With hindsight, any good writer, with a sense of the devious in him or her can take any story, however unlikely, and make the events around it seem inter-related. Hey, that's how conspiracy theories start! Writing gossip columns is like riding a bike, you get a little rusty, but you don't forget how and this smacks of a cross between wishful thinking and crazy conspiracy theory to give a plausible excuse for England's poor performance.

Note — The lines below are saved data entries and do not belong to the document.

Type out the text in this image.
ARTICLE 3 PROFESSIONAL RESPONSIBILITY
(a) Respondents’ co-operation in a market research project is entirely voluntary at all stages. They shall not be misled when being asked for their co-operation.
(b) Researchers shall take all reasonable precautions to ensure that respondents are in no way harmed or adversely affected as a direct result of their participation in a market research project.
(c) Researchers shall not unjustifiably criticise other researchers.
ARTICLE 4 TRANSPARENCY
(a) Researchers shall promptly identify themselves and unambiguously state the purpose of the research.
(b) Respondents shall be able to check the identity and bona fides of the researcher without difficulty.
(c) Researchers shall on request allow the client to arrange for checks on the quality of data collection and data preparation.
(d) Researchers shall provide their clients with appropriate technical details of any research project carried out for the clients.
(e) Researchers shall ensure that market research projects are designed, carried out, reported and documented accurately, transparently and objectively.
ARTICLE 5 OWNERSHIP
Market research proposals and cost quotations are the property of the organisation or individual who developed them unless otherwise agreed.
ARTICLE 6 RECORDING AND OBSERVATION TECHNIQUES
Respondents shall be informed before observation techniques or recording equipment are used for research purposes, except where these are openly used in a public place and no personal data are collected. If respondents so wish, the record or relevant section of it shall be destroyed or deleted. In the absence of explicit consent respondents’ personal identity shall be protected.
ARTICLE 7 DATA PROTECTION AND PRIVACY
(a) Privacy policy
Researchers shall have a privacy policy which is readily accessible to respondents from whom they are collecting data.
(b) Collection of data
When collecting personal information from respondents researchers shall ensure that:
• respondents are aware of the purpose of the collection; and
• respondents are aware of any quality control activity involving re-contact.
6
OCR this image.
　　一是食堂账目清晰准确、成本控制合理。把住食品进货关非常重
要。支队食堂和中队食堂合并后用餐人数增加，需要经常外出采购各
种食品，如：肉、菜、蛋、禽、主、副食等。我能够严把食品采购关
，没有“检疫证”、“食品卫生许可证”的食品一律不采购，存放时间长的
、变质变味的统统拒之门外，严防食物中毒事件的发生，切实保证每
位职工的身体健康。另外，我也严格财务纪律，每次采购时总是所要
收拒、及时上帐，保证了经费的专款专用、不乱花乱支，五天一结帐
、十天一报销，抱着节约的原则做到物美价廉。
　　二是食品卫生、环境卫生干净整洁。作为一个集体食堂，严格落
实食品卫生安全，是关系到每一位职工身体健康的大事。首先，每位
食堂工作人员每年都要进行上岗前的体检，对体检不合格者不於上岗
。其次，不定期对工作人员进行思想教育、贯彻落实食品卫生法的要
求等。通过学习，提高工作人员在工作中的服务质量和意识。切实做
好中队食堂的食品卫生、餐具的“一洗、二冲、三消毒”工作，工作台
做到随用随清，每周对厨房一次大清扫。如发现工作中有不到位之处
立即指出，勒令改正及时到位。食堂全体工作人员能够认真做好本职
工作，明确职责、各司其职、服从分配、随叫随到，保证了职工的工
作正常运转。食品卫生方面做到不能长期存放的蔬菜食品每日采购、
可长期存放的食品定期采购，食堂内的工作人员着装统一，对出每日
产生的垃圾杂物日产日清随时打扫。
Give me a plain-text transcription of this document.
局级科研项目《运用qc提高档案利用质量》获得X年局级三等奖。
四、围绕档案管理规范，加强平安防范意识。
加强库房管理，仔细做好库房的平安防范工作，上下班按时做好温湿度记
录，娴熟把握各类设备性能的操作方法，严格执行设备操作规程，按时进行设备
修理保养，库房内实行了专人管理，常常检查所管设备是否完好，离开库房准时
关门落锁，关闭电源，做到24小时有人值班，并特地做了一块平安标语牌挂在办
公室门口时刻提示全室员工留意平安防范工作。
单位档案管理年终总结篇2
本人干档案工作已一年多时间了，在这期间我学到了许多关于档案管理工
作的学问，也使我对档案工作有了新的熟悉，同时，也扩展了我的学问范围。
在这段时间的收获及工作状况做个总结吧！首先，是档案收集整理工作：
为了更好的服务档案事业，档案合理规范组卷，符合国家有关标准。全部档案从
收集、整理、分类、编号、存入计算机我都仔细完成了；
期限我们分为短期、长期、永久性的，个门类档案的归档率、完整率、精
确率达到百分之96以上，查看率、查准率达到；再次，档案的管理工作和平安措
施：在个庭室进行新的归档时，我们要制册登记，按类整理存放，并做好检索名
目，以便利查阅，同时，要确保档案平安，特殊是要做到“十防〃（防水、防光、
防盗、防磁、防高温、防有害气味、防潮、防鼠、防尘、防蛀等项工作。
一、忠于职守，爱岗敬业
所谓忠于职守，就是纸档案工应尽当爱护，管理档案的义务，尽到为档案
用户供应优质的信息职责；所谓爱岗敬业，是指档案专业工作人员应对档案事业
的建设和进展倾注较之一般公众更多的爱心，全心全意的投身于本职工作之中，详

However; here's where I stick my neck out. The Daily Star had an in-brief news story last week. I can't remember it word for word, but i do remember one specific thing - see if you can from this paraphrase. There is a growing internet rumour about a sex scandal possibly responsible for England's poor performance. And that was essentially it, but a little more flowery. It isn't a news item; it's a statement of fact and a suggestion that this, by law, was the only thing the paper could say without risking much. Yes, it could be the Daily Star covering all angles, so that it could justifiably say they ran something ambiguous just to allow their readers to know that something was possibly afoot... But, you know something? I don't know if it's my desire to want to believe there was some alternative reason why England played so poorly in the tournament, or if it has genuinely tweaked the last of my journalistic instincts.

In this case there's barely any smoke let alone evidence there might be a fire. Sometimes horribly damaging apocryphal stories are invented because they are a good way to ease a collective nation's pain. Heck, even if it isn't true, the nation needs a hate figure, so why not Steven Gerard? I mean, after all, he did get off Scott free from that assault and affray charge last year and it was obvious to everyone apart from the judge and jury at his trial that he was as guilty as I am of obsessing over the weird, wonderful and downright distasteful proto-rumours.

**********

So Brazil, Argentina, France, Italy, England and a host of also-rans are all out of the world cup. We're down to 4 teams now - Holland (my tip), Uruguay (who'd have thunk it?), Spain (the favourites) and Germany (the most impressive team in the tournament). Only Uruguay probably don't stand a realistic chance of winning, but I'm not about to write them off just yet.

Of the beaten quarter-finalists, we have to remember that Ghana were without their only truly world class player - Michael Essien. With him, they might have been in the semis; they might even have ensured that England wouldn't have been paired with the Germans. Brazil and Argentina are both the football equivalent of the Harlem Globetrotters - teams made up of brilliant players who fail to play as a team when it's really needed. Paraguay fought above their station and scored less goals than anyone else, but I'm betting the nation would have taken their performance over England's any day.

In realistic terms, England aren't 8th best in the world, they're closer to 16th, possibly considerably lower. There were teams that didn't qualify for the knockout stages who, on current form, would still beat us despite their own problems - Italy, Serbia, Ivory Coast, Switzerland and even France. Time for Capello and the FA to have a reality check and do something about the future, the way Germany did. Because hate them all you want, they're streets ahead of us at the moment.